Japan's fragile post-disaster political truce unraveled on Thursday as the head of the main opposition party called on unpopular Prime Minister Naoto Kan to quit over his handling of the country's natural calamities and a nuclear crisis.
At the stricken Fukushima Daiichi plant in the northeast of the country, engineers were struggling to find a new way to cool one of the six crippled reactors and Japan's Nuclear and Industrial Safety Agency said it was now "highly likely" there was a hole in the suppression unit of the reactor.
Kan, whose public support stands at about 30 percent, had sought a grand coalition to help the country recover from its worst ever natural disaster and enact bills to pay for the country's biggest reconstruction project since World War Two.

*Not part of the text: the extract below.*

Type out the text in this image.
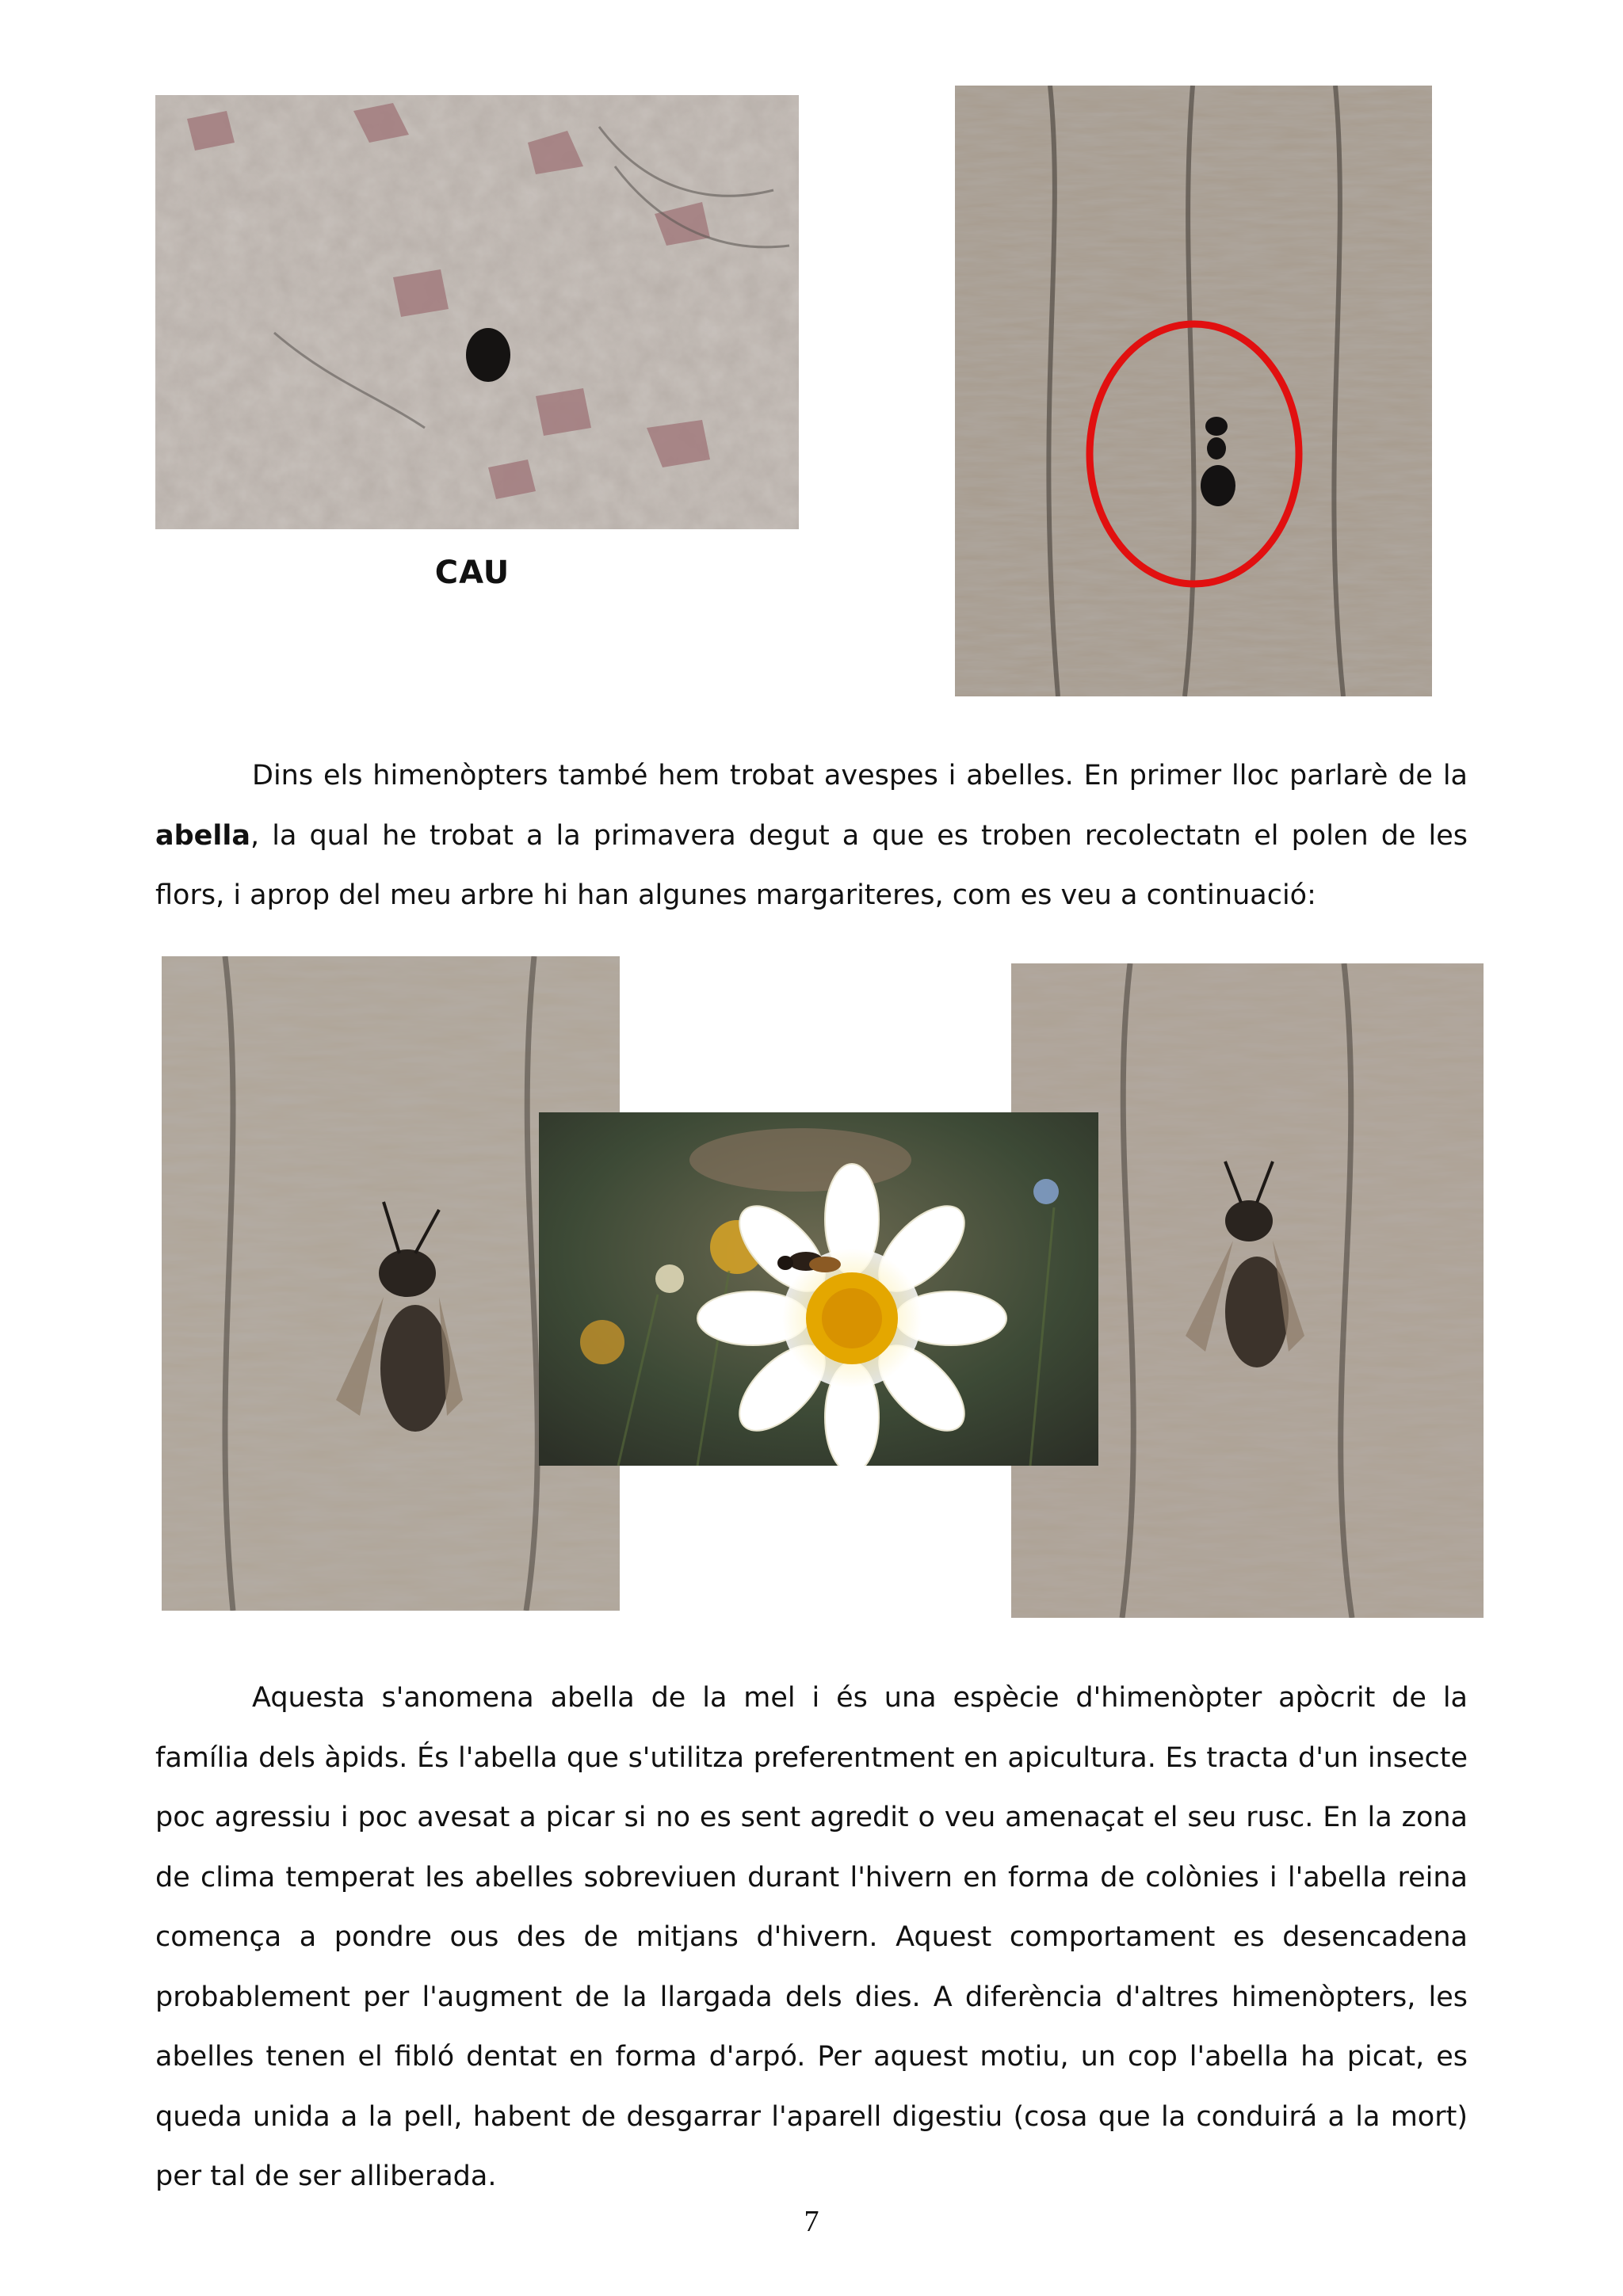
CAU

Dins els himenòpters també hem trobat avespes i abelles. En primer lloc parlarè de la abella, la qual he trobat a la primavera degut a que es troben recolectatn el polen de les flors, i aprop del meu arbre hi han algunes margariteres, com es veu a continuació:

Aquesta s'anomena abella de la mel i és una espècie d'himenòpter apòcrit de la família dels àpids. És l'abella que s'utilitza preferentment en apicultura. Es tracta d'un insecte poc agressiu i poc avesat a picar si no es sent agredit o veu amenaçat el seu rusc. En la zona de clima temperat les abelles sobreviuen durant l'hivern en forma de colònies i l'abella reina comença a pondre ous des de mitjans d'hivern. Aquest comportament es desencadena probablement per l'augment de la llargada dels dies. A diferència d'altres himenòpters, les abelles tenen el fibló dentat en forma d'arpó. Per aquest motiu, un cop l'abella ha picat, es queda unida a la pell, habent de desgarrar l'aparell digestiu (cosa que la conduirá a la mort) per tal de ser alliberada.

7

Kan's Democratic Party controls parliament's lower house but needs opposition help to pass bills because it lacks a majority in the upper chamber, which can block legislation.
But the head of the main opposition Liberal Democratic Party (LDP) -- who last week ruled out joining hands -- on Thursday pressured Kan to go.
"The time has come for (the prime minister) to decide whether he stays or goes," Kyodo news agency quoted Sadakazu Tanigaki as telling a news conference.
Tanigaki's comment reflects the view of many in his conservative party that Kan must step down as a precondition for any coalition as well as a hope that criticism of Kan within his own Democratic Party will gather steam after party powerbroker Ichiro Ozawa blasted the premier over his crisis management.
Upper House speaker Takeo Nishioka, a well-known Kan critic from the Democrats, also urged Kan to resign, Kyodo said.
That the Kan government was going to fall was a given, I'm just honestly surprised it took this long. It won't be long now before Kan is forced to resign either by pressure or a no-confidence vote, and the faster Kan is ousted, the more quickly I believe the world will learn the true extent of the Fukushima Daiichi disaster.